Em contrapartida, a escolha dos organizadores de situar o longa-metragem Vermelho Bruto às 22h foi desfavorável ao filme. Com 3h25 de duração, o projeto experimental da Mostra Aurora terminou por volta de 1h30 da manhã, quando poucas pessoas permaneciam na sala de cinema. A obra exigente e hermética de Amanda Devulsky precisaria de um espaço mais propício para chamar o público e estabelecer diálogo. Infelizmente, diversos espectadores da Cine-Tenda foram vencidos pelo cansaço.

No centro do filme se encontram quatro mulheres que se tornaram mães na adolescência, durante o processo de redemocratização do Brasil. Em 2018, face à eleição de Jair Bolsonaro, refletem sobre os perigos à democracia, e sobre a posição das mulheres em sociedades conservadoras. Apesar da premissa instigante, os recursos experimentais impedem uma reflexão aprofundada de ordem sociológica ou política.
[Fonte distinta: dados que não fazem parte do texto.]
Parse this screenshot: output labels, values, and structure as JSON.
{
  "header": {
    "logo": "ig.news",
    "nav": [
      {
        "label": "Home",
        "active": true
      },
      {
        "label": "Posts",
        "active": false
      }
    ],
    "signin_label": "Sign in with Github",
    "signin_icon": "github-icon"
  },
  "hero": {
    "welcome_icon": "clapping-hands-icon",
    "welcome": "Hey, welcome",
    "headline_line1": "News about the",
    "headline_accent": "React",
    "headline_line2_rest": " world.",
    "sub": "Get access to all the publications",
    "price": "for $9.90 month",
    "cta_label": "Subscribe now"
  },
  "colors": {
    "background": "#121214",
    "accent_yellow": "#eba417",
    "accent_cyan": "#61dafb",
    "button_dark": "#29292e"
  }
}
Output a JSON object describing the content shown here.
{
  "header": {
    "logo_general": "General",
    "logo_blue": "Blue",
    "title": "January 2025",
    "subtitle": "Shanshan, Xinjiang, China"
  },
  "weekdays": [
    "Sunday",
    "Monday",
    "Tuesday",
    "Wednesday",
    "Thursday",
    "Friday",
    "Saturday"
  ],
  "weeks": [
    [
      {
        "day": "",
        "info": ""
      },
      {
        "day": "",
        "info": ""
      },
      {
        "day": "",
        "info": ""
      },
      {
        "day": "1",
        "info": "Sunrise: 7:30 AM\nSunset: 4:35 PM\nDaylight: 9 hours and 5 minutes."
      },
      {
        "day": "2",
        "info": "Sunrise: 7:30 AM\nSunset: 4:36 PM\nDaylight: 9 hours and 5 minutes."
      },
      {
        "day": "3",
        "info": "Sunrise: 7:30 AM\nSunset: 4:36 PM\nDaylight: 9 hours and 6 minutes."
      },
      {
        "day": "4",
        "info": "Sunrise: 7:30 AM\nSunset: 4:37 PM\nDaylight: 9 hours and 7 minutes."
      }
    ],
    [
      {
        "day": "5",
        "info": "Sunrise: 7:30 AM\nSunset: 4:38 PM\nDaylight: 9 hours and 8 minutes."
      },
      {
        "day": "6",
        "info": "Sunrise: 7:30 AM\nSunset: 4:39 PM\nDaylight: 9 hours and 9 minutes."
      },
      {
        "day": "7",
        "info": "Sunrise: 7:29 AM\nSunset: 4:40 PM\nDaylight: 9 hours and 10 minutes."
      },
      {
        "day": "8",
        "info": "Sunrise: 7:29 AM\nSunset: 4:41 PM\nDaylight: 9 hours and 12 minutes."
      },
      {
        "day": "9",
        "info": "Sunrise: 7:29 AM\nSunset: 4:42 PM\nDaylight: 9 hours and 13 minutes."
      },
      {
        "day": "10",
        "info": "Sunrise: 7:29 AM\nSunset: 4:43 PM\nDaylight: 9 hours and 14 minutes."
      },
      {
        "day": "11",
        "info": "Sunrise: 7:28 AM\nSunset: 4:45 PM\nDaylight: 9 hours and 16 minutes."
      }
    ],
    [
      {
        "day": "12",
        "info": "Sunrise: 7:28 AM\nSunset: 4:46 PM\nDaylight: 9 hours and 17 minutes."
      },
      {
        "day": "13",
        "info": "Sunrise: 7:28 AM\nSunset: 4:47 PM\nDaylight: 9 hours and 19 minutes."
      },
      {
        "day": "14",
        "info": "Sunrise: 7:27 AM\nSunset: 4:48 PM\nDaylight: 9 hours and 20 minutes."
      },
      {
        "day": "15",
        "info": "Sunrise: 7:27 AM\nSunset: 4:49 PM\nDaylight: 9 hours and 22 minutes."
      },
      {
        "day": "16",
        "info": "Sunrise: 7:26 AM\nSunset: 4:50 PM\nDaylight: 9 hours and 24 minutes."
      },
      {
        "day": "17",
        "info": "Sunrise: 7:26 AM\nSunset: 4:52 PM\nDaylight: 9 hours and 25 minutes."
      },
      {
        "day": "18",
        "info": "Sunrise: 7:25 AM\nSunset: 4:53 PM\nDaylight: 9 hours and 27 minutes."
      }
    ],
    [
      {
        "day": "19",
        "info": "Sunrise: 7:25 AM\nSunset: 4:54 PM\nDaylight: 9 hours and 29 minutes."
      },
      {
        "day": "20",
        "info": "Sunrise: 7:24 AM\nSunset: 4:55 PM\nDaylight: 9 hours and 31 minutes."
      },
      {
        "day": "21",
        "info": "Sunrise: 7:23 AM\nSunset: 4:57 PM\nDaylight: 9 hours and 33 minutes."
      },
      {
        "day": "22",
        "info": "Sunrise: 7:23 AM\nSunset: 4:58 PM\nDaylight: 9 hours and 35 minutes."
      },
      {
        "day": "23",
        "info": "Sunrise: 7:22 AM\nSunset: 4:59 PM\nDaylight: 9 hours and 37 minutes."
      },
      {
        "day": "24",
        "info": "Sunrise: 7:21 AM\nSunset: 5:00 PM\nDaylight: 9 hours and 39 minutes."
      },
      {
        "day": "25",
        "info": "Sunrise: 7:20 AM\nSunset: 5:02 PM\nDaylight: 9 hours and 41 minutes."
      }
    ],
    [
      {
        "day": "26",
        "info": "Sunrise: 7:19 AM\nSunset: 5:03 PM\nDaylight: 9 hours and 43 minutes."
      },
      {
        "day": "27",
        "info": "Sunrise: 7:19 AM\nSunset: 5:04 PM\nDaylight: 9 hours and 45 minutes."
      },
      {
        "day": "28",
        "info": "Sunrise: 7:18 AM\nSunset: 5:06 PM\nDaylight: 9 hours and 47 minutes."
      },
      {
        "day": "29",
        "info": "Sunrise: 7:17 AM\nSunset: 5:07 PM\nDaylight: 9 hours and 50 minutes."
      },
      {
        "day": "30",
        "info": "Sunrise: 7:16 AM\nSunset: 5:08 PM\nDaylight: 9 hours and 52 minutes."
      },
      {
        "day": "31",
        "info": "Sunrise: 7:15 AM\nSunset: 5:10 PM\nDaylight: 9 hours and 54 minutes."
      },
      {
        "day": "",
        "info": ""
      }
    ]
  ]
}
As imagens abstratas, dissociadas do som, e a ausência do rosto dessas mulheres tornam a experiência bastante árida ao espectador. Além disso, é difícil justificar a duração tão extensa — uma montagem mais enxuta favoreceria o depoimento dessas mulheres e a comunicação com o espectador. O resultado desperta a sensação de ser o primeiro corte de um filme que necessitaria de maior trabalho na mesa de edição. Leia a crítica.

Cambaúba, de Cris Ventura

Se Vermelho Bruto faz questão de complicar o diálogo, Cambaúba tenta simplificar até demais a História do Brasil. No longa-metragem da Mostra Olhos Livres, a diretora Cris Ventura cria uma mistura de drama, documentário e fantasia para evocar o genocídio indígena e o histórico dos bandeirantes na rua-título. Na condição de personagem fictícia, ela entrevista moradores e arquivistas, enquanto recria delírios fantásticos onde as almas de exploradores e vítimas se reencontram. A experiência segue plácida, simples e um tanto didática. Leia a crítica.

A Mostra Aurora ganha força na quinta-feira, 26 de janeiro, com a exibição de dois longas-metragens inéditos: Cervejas no Escuro e Peixe Abissal. Espera-se que, depois de duas sessões pesadas com Xamã Punk e Vermelho Bruto, a seção ganhe novos respiros. Além disso, na Mostra Olhos Livres, os espectadores descobrem O Canto das Amapolas.